日本地球惑星科学連合2019年大会

講演情報

[J] ポスター発表

セッション記号 G (教育・アウトリーチ) » 教育・アウトリーチ

[G-01] 災害を乗り越えるための「総合的防災教育」

2019年5月26日(日) 17:15 〜 18:30 ポスター会場 (幕張メッセ国際展示場 8ホール)

コンビーナ:中井 仁(小淵沢総合研究施設)、小森 次郎(帝京平成大学)、林 信太郎(秋田大学大学院教育学研究科)

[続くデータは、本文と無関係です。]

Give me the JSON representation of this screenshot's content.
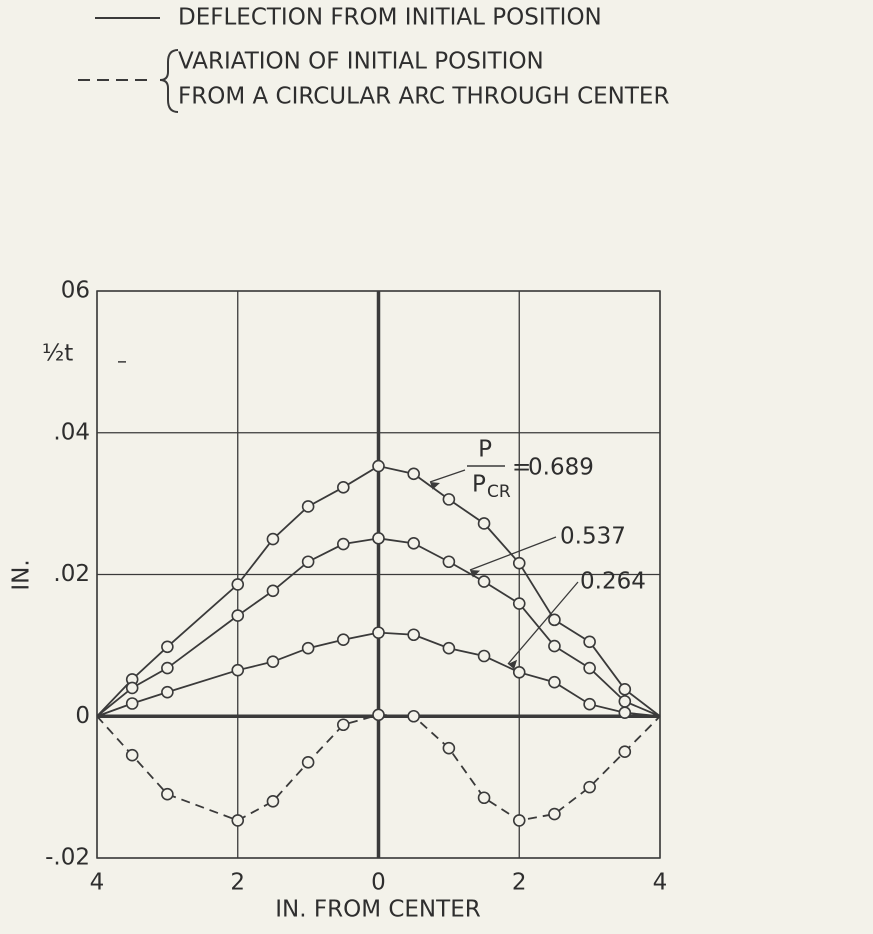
{
  "chart_data": {
    "type": "line",
    "legend": [
      {
        "text": [
          "DEFLECTION FROM INITIAL POSITION"
        ],
        "dash": false
      },
      {
        "text": [
          "VARIATION OF INITIAL POSITION",
          "FROM A CIRCULAR ARC THROUGH CENTER"
        ],
        "dash": true
      }
    ],
    "x_label": "IN. FROM CENTER",
    "y_label": "IN.",
    "ratio_label": {
      "numerator": "P",
      "denominator": "P",
      "subscript": "CR",
      "equals": "="
    },
    "y_annotation": {
      "label": "½t",
      "value": 0.05
    },
    "x": [
      -4,
      -3.5,
      -3,
      -2,
      -1.5,
      -1,
      -0.5,
      0,
      0.5,
      1,
      1.5,
      2,
      2.5,
      3,
      3.5,
      4
    ],
    "series": [
      {
        "name": "0.689",
        "color": "#3a3a3a",
        "dash": false,
        "values": [
          0,
          0.0052,
          0.0098,
          0.0186,
          0.025,
          0.0296,
          0.0323,
          0.0353,
          0.0342,
          0.0306,
          0.0272,
          0.0216,
          0.0136,
          0.0105,
          0.0038,
          0
        ]
      },
      {
        "name": "0.537",
        "color": "#3a3a3a",
        "dash": false,
        "values": [
          0,
          0.004,
          0.0068,
          0.0142,
          0.0177,
          0.0218,
          0.0243,
          0.0251,
          0.0244,
          0.0218,
          0.019,
          0.0159,
          0.0099,
          0.0068,
          0.0021,
          0
        ]
      },
      {
        "name": "0.264",
        "color": "#3a3a3a",
        "dash": false,
        "values": [
          0,
          0.0018,
          0.0034,
          0.0065,
          0.0077,
          0.0096,
          0.0108,
          0.0118,
          0.0115,
          0.0096,
          0.0085,
          0.0062,
          0.0048,
          0.0017,
          0.0005,
          0
        ]
      },
      {
        "color": "#3a3a3a",
        "dash": true,
        "values": [
          0,
          -0.0055,
          -0.011,
          -0.0147,
          -0.012,
          -0.0065,
          -0.0012,
          0.0002,
          0,
          -0.0045,
          -0.0115,
          -0.0147,
          -0.0138,
          -0.01,
          -0.005,
          0
        ]
      }
    ],
    "xlim": [
      -4,
      4
    ],
    "xticks": [
      {
        "value": -4,
        "label": "4"
      },
      {
        "value": -2,
        "label": "2"
      },
      0,
      2,
      4
    ],
    "ylim": [
      -0.02,
      0.06
    ],
    "yticks": [
      {
        "value": -0.02,
        "label": "-.02"
      },
      0,
      {
        "value": 0.02,
        "label": ".02"
      },
      {
        "value": 0.04,
        "label": ".04"
      },
      {
        "value": 0.06,
        "label": "06"
      }
    ],
    "grid": true
  }
}
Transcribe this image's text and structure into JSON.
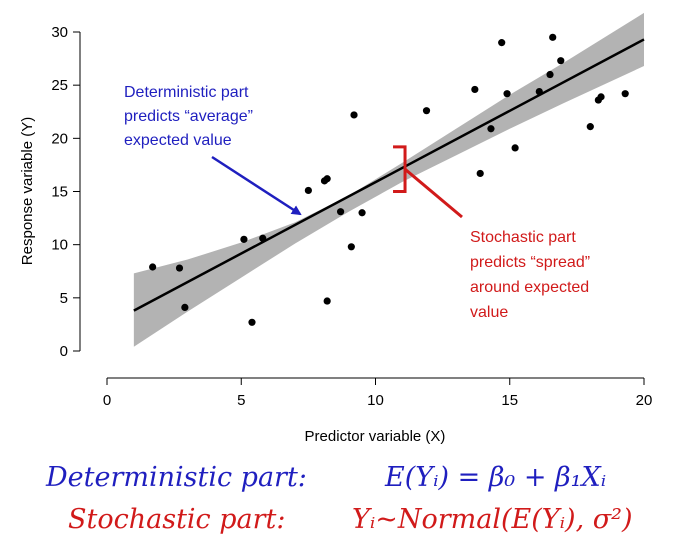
{
  "chart_data": {
    "type": "scatter",
    "xlabel": "Predictor variable (X)",
    "ylabel": "Response variable (Y)",
    "xlim": [
      0,
      20
    ],
    "ylim": [
      0,
      30
    ],
    "xticks": [
      0,
      5,
      10,
      15,
      20
    ],
    "yticks": [
      0,
      5,
      10,
      15,
      20,
      25,
      30
    ],
    "grid": false,
    "points": [
      {
        "x": 1.7,
        "y": 7.9
      },
      {
        "x": 2.7,
        "y": 7.8
      },
      {
        "x": 2.9,
        "y": 4.1
      },
      {
        "x": 5.1,
        "y": 10.5
      },
      {
        "x": 5.4,
        "y": 2.7
      },
      {
        "x": 5.8,
        "y": 10.6
      },
      {
        "x": 7.5,
        "y": 15.1
      },
      {
        "x": 8.1,
        "y": 16.0
      },
      {
        "x": 8.2,
        "y": 16.2
      },
      {
        "x": 8.2,
        "y": 4.7
      },
      {
        "x": 8.7,
        "y": 13.1
      },
      {
        "x": 9.1,
        "y": 9.8
      },
      {
        "x": 9.2,
        "y": 22.2
      },
      {
        "x": 9.5,
        "y": 13.0
      },
      {
        "x": 11.9,
        "y": 22.6
      },
      {
        "x": 13.7,
        "y": 24.6
      },
      {
        "x": 13.9,
        "y": 16.7
      },
      {
        "x": 14.3,
        "y": 20.9
      },
      {
        "x": 14.7,
        "y": 29.0
      },
      {
        "x": 14.9,
        "y": 24.2
      },
      {
        "x": 15.2,
        "y": 19.1
      },
      {
        "x": 16.1,
        "y": 24.4
      },
      {
        "x": 16.5,
        "y": 26.0
      },
      {
        "x": 16.6,
        "y": 29.5
      },
      {
        "x": 16.9,
        "y": 27.3
      },
      {
        "x": 18.0,
        "y": 21.1
      },
      {
        "x": 18.3,
        "y": 23.6
      },
      {
        "x": 18.4,
        "y": 23.9
      },
      {
        "x": 19.3,
        "y": 24.2
      }
    ],
    "regression_line": {
      "x": [
        1,
        20
      ],
      "y": [
        3.8,
        29.3
      ]
    },
    "confidence_band": {
      "x": [
        1,
        3,
        5,
        7,
        9,
        11,
        13,
        15,
        17,
        20
      ],
      "lower": [
        0.4,
        3.7,
        6.9,
        10.1,
        13.1,
        15.9,
        18.4,
        20.9,
        23.3,
        26.8
      ],
      "upper": [
        7.3,
        8.6,
        10.2,
        12.1,
        14.6,
        17.7,
        20.9,
        24.1,
        27.1,
        31.8
      ]
    },
    "annotations": [
      {
        "text_lines": [
          "Deterministic part",
          "predicts “average”",
          "expected value"
        ],
        "color": "#1f1fbf"
      },
      {
        "text_lines": [
          "Stochastic part",
          "predicts “spread”",
          "around expected",
          "value"
        ],
        "color": "#d11a1a"
      }
    ],
    "bracket": {
      "x": 11.1,
      "y_low": 15.0,
      "y_high": 19.2
    }
  },
  "formulas": {
    "deterministic_label": "Deterministic part:",
    "deterministic_eq": "E(Yᵢ) = β₀ + β₁Xᵢ",
    "stochastic_label": "Stochastic part:",
    "stochastic_eq": "Yᵢ~Normal(E(Yᵢ), σ²)"
  },
  "colors": {
    "band": "#b3b3b3",
    "line": "#000000",
    "point": "#000000",
    "blue": "#1f1fbf",
    "red": "#d11a1a"
  }
}
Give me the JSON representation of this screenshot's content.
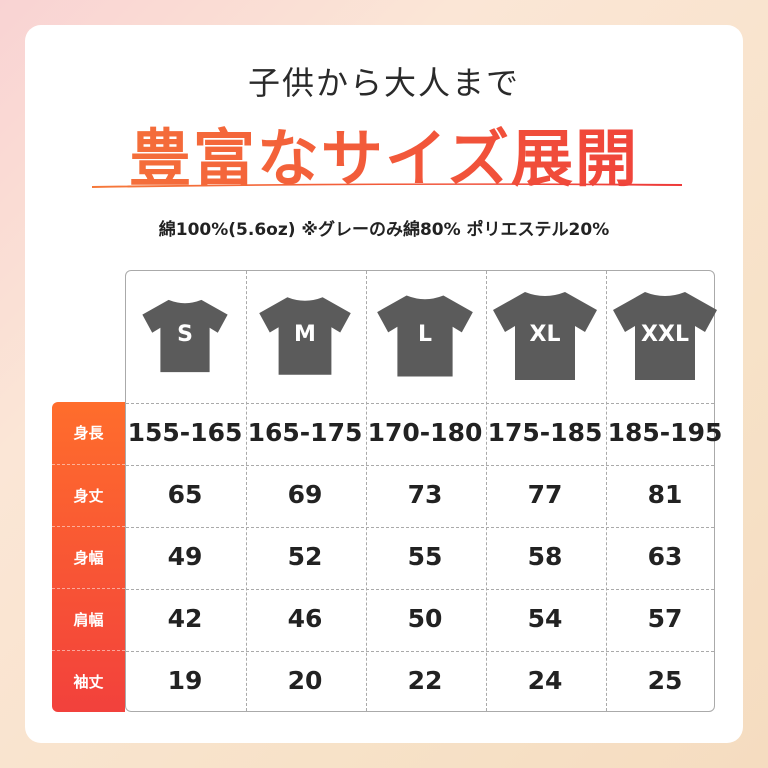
{
  "header": {
    "subtitle": "子供から大人まで",
    "title": "豊富なサイズ展開",
    "note": "綿100%(5.6oz) ※グレーのみ綿80% ポリエステル20%"
  },
  "colors": {
    "accent_start": "#ff6d2c",
    "accent_end": "#f2413c",
    "shirt": "#5b5b5b"
  },
  "sizes": [
    "S",
    "M",
    "L",
    "XL",
    "XXL"
  ],
  "rows": [
    {
      "label": "身長",
      "values": [
        "155-165",
        "165-175",
        "170-180",
        "175-185",
        "185-195"
      ]
    },
    {
      "label": "身丈",
      "values": [
        "65",
        "69",
        "73",
        "77",
        "81"
      ]
    },
    {
      "label": "身幅",
      "values": [
        "49",
        "52",
        "55",
        "58",
        "63"
      ]
    },
    {
      "label": "肩幅",
      "values": [
        "42",
        "46",
        "50",
        "54",
        "57"
      ]
    },
    {
      "label": "袖丈",
      "values": [
        "19",
        "20",
        "22",
        "24",
        "25"
      ]
    }
  ]
}
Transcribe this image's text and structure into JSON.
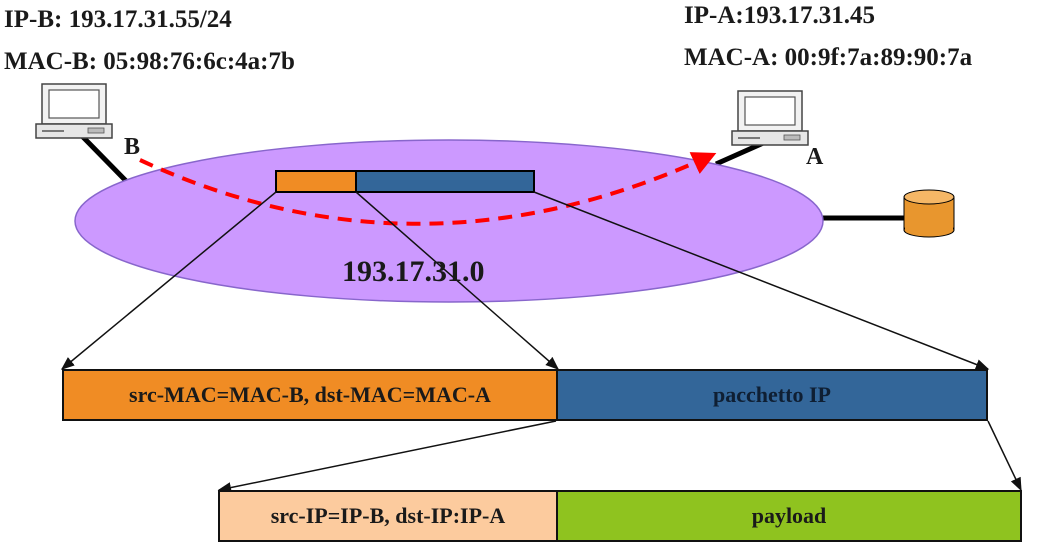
{
  "host_b": {
    "ip": "IP-B: 193.17.31.55/24",
    "mac": "MAC-B: 05:98:76:6c:4a:7b",
    "label": "B"
  },
  "host_a": {
    "ip": "IP-A:193.17.31.45",
    "mac": "MAC-A: 00:9f:7a:89:90:7a",
    "label": "A"
  },
  "network": {
    "address": "193.17.31.0"
  },
  "frame": {
    "header": "src-MAC=MAC-B, dst-MAC=MAC-A",
    "payload": "pacchetto IP"
  },
  "ip_packet": {
    "header": "src-IP=IP-B, dst-IP:IP-A",
    "payload": "payload"
  },
  "colors": {
    "network_fill": "#cc99ff",
    "frame_header": "#f08c24",
    "frame_payload": "#336699",
    "ip_header": "#fccb9e",
    "ip_payload": "#8fc31f",
    "route_arrow": "#ff0000",
    "router": "#e8962e"
  }
}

[G01-P06] 防災学習と地学データを用いたデジタル教材の活用

*加藤 忠義1 (1.横浜市立もえぎ野中学校)

キーワード:防災学習、デジタル教材

世界で発生する地震のうち約2割は日本列島周辺で発生していることが知られており、2018年に発生した大阪北部地震(2018年6月18日)や北海道胆振東部地震(2018年9月6日)は記憶に新しい。巨大地震の発生をいち早くとらえるために、日本では、GNSS連続観測システム(GEONET)や高感度地震観測網(Hi-net)などが整備されており、緊急地震速報などに役立てられている。また、東北地方太平洋沖地震以降は、地震・津波観測監視システム(DONET)によって、海底の地殻変動も分かるようになってきた。これらの観測網で得られたデータは一般に公開されており、誰でも日本列島の地殻変動や地震活動について考えることができる。しかし、膨大なデータの処理やデータの可視化が困難なことから、なかなか教育現場で活用されていない。一方で、地球や惑星を立体的に表示することができるダジック・アース(http://earth.dagik.org)をはじめとするデジタル教材も登場してきており、近年重視されている、生徒に知識や情報を与えるだけでなく、生徒が課題を見つけ結論までを導き出す、能動的な学習方法(アクティブラーニング)への効果が期待されている。



 2017年3月に公示された新学習指導要領において、中学校理科では学習内容の再編成に伴い「自然災害との関連付け」が強化され、中学校3年間を通して「地球」分野の中で学習するようになった。さらに、地域や学校の周辺環境に応じた教科横断的な視点から「防災学習」を組み立てていくことの必要性が明示された。学習指導要領の改訂によって「防災学習」は、生徒が自然現象について、そこに隠れた科学的な事象を見つけたり、災害を予想した備えや想定外のできごとに対応するためにはどうしたらよいかを考えたりすることが必要になってきた。そのために、教師は「空間的・時間的に大きなスケールでの変動」をいかにして可視化し、その知識や情報をもとに、災害時にどのような行動をとるべきかを考えさせることが重要になってくるだろう。生徒にとって、博物館や野外観察など本物に触れることは、自然現象をとらえるうえで重要であるが、学校環境によってはこれらの学習活動が困難であることが多い。そこで、直感的に変化をとらえることができるデジタル教材の作成は重要であると考えられる。



 「地球規模の自然現象と身近な防災」を生徒が主体となって考えるためには、地球規模の変動を直接的にとらえることができるデジタル教材と、得られた知識や情報をもとに災害時について、生徒が主体的に考えて行動したり、災害に備えたりことができる体験型教材が必要だろう。今回は、国土地理院が公開している観測データをもとに、自分たちが生活している地域の地学的特徴を考えられるようなデジタル教材を作成した。生徒が生活している地域に即したデジタル教材はこれから起こると予想されている自然災害に対する防災・減災を考えるうえで極めて重要だろう。また、地域に即した視点から視野を広げていくことで、理科教育で設定されている「地球」の分野における特徴的な見方である“地球や宇宙に関する自然の事物・現象を主として時間的・空間的な視点で捉える”ことの強化につながるだろう。